Utilize random_shuffle to improve AWS availability zone spread when deploying with Terraform
random_shuffle
In my repository, event-driven-msk
(shown here) - an Amazon VPC is deployed, along with subnets for private & public. A part of that requires a region selection (defined in your provider.tf
file), along with availability zone selection.
History
Prior to discovering random_shuffle
- I used this:
# Provisions the VPC for MSK
module "vpc" {
source = "terraform-aws-modules/vpc/aws"
name = "msk-vpc"
cidr = "172.16.16.0/20"
azs = ["${var.aws_region}a", "${var.aws_region}b", "${var.aws_region}c"]
private_subnets = ["172.16.16.0/25", "172.16.17.0/25", "172.16.18.0/25"]
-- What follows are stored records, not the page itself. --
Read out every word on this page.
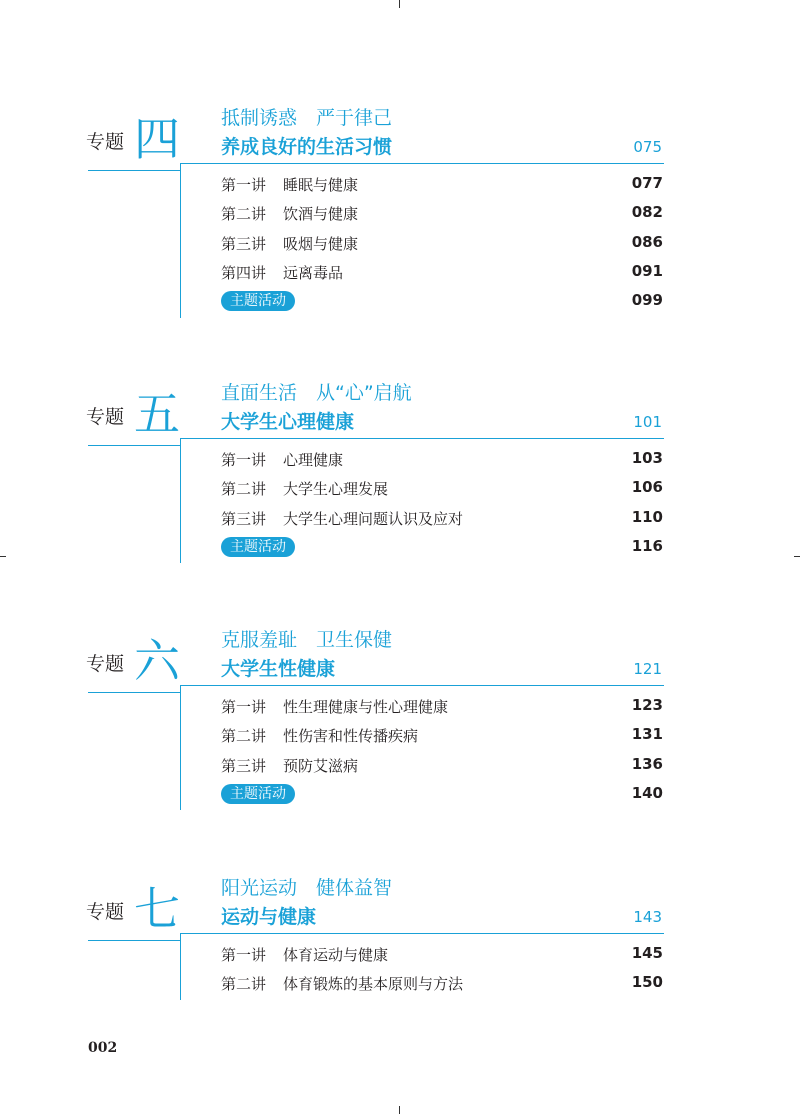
抵制诱惑　严于律己
专题 四 养成良好的生活习惯	075
第一讲 睡眠与健康	077
第二讲 饮酒与健康	082
第三讲 吸烟与健康	086
第四讲 远离毒品	091
主题活动	099
直面生活　从“心”启航
专题 五 大学生心理健康	101
第一讲 心理健康	103
第二讲 大学生心理发展	106
第三讲 大学生心理问题认识及应对	110
主题活动	116
克服羞耻　卫生保健
专题 六 大学生性健康	121
第一讲 性生理健康与性心理健康	123
第二讲 性伤害和性传播疾病	131
第三讲 预防艾滋病	136
主题活动	140
阳光运动　健体益智
专题 七 运动与健康	143
第一讲 体育运动与健康	145
第二讲 体育锻炼的基本原则与方法	150
002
public_subnets = ["172.16.16.128/25", "172.16.17.128/25", "172.16.18.128/25"]
enable_nat_gateway = true
enable_vpn_gateway = true
tags = local.common-tags
}
As you can see, I am defining the azs
argument in the module using an interpolation expression and appending a character. This isn’t a desirable way to do this, as it is static and not dynamic.
Improvement
Here comes random_shuffle
- Terraform Docs here
# Provisions the VPC for MSK
data "aws_availability_zones" "available" {
state = "available"
}
resource "random_shuffle" "az" {
input = data.aws_availability_zones.available.names
result_count = 3
}
module "vpc" {
source = "terraform-aws-modules/vpc/aws"
name = "msk-vpc"
cidr = "172.16.16.0/20"
azs = ["${element(random_shuffle.az.result, 0)}", "${element(random_shuffle.az.result, 1)}", "${element(random_shuffle.az.result, 2)}"]
private_subnets = ["172.16.16.0/25", "172.16.17.0/25", "172.16.18.0/25"]
public_subnets = ["172.16.16.128/25", "172.16.17.128/25", "172.16.18.128/25"]
enable_nat_gateway = true
single_nat_gateway = true
one_nat_gateway_per_az = false
enable_vpn_gateway = true
enable_ipv6 = true
tags = local.common-tags
public_subnet_tags = {
connectivity = "public"
}
private_subnet_tags = {
connectivity = "private"
}
}
As you can see above, we are using the element
function along with the random_shuffle
attribute “result” to select random values from the data source, aws_availability_zones
.
Gotcha’s
MSK (Managed Services for Kafka) is not available on all availability zones. In my case, deploying to us-east-1
- us-east-1e
does not support MSK:
╷
│ Error: error creating MSK Cluster (data-platform-dev-48fd): BadRequestException: One or more subnets belong to unsupported availability zones: [us-east-1e].
│ {
│ RespMetadata: {
│ StatusCode: 400,
│ RequestID: "56571475-52e0-44d6-abdd-3acaa4e7b1ca"
│ },
│ InvalidParameter: "brokerNodeGroupInfo",
│ Message_: "One or more subnets belong to unsupported availability zones: [us-east-1e]."
│ }
│
│ with aws_msk_cluster.data_platform,
│ on data_platform_msk.tf line 96, in resource "aws_msk_cluster" "data_platform":
│ 96: resource "aws_msk_cluster" "data_platform" {
│
╵
How do we work around this? The best way I’ve found is to use the exclude_zone_ids
argument in the aws_availability_zones
data source:
data "aws_availability_zones" "available" {
state = "available"
exclude_zone_ids = ["${var.aws_region}e"]
}
Result
Users who deploy this will now deploy to random availability zones in their AWS region, and no longer always deploy to AZ-A, AZ-B & AZ-C. Future improvements will include a better handling of MSK-forbidden availability zones.